La nostalgia me invade, con escasa sutileza, el cuerpo. Observar los notables cambios del lugar al que asistí religiosamente durante seis años, para conseguir graduarme de lingüista, me aflige. Me aflige en lo más impenetrable del ser.
Ahí la veo. Ella se encuentra firme, con la mirada al cielo, intentando elevarse y trascender su menguada e irrenunciable existencia humana. Ahí está ella, con la mirada perdida y dubitativa, producto de sus constantes visitas al portón del conocimiento. Ahí yace María, la que siempre terminaba magullada intentando dar con los métodos para elevarse.
Tampoco supe por qué quería alzar vuelo. Siempre especulé que sería por su total animadversión a lo terrestre y a todo lo relacionado con lo humano, con lo vulgar. No obstante, nunca lo pude confirmar.
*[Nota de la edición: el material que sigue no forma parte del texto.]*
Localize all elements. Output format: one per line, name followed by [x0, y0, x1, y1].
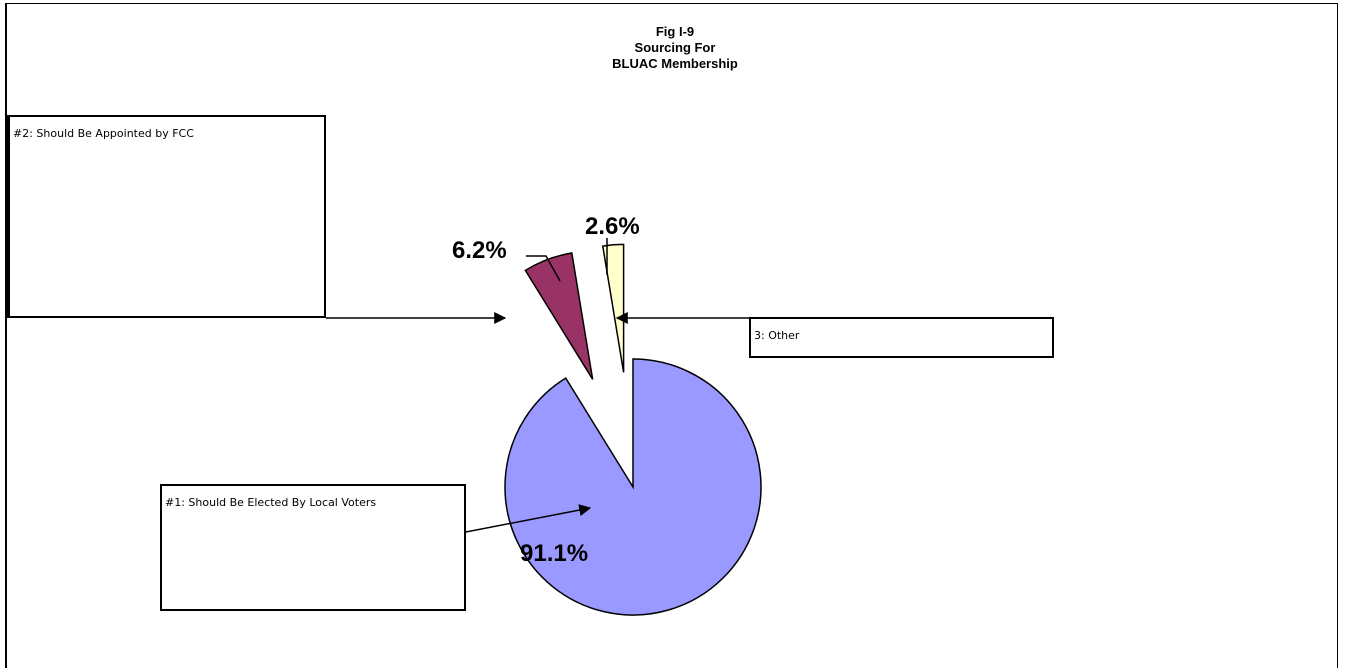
data-label-6-2: 6.2%	[452, 237, 507, 264]
callout-other: 3: Other	[749, 317, 1054, 358]
data-label-91-1: 91.1%	[520, 540, 588, 567]
chart-title: Fig I-9 Sourcing For BLUAC Membership	[560, 24, 790, 72]
chart-frame	[5, 3, 1338, 668]
callout-appointed-fcc-label: #2: Should Be Appointed by FCC	[13, 127, 194, 140]
title-line-2: Sourcing For	[634, 40, 716, 55]
callout-elected-label: #1: Should Be Elected By Local Voters	[165, 496, 377, 509]
pie-slice-other	[601, 243, 625, 373]
callout-elected-local-voters: #1: Should Be Elected By Local Voters	[160, 484, 466, 611]
callout-other-label: 3: Other	[754, 329, 800, 342]
pie-slice-appointed-fcc	[524, 252, 594, 380]
pie-slice-elected-local-voters	[504, 358, 762, 616]
title-line-3: BLUAC Membership	[612, 56, 738, 71]
callout-appointed-fcc: #2: Should Be Appointed by FCC	[6, 115, 326, 318]
title-line-1: Fig I-9	[655, 24, 695, 39]
leader-line-6-2	[526, 255, 561, 282]
data-label-2-6: 2.6%	[585, 213, 640, 240]
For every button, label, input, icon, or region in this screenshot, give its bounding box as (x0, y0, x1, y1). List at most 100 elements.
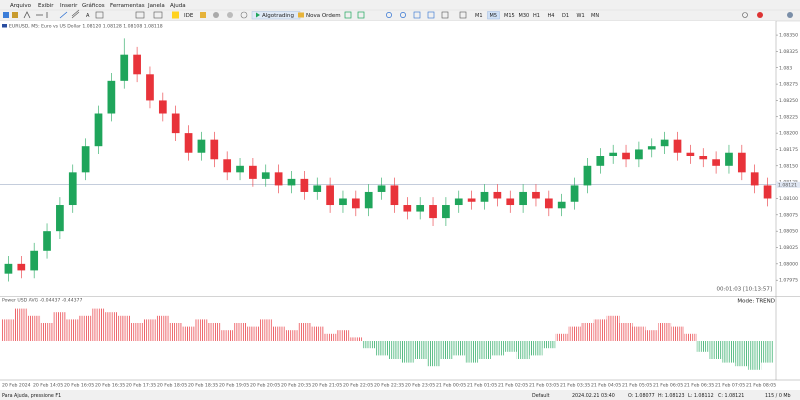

Mientras, me acerco a ella. Parece muy abstraída en sus propios pensamientos. No quiero fracturar su trance, pero tampoco puedo dejarla ahí: como está varada en la intersección de dos grandes autopistas, podría terminar arrollada. No sé qué hacer. Vacilo, mientras observo que dos automóviles se desplazan adyacentemente a nuestros cuerpos. Continúo vacilando. Cavilo con bastante esfuerzo, y concluyo que lo mejor para nosotros será trasladarla a casa. Ya que no conozco su casa, la trasladaré a la mía. Absolutamente resuelto, me acerco lo más que puedo a ella, y antes de siquiera sujetarla, me digo: “Esa huevona sigue con la pálida*”. En ese preciso instante siento una mano que se apoya en mi hombro izquierdo. Volteo intempestivamente, y lo veo. Se trata de un viejo amigo —el mismo que escondía los papelillos en la contratapa de su celular— al que no puedo reconocer instantáneamente, y al que le interrogo cómo y por qué se encuentra tan cerca de mí. “Déjala ahí”, me responde, de manera furibunda y sin contestar mis preguntas. Al parecer, él sabe de mis malas, malísimas intenciones.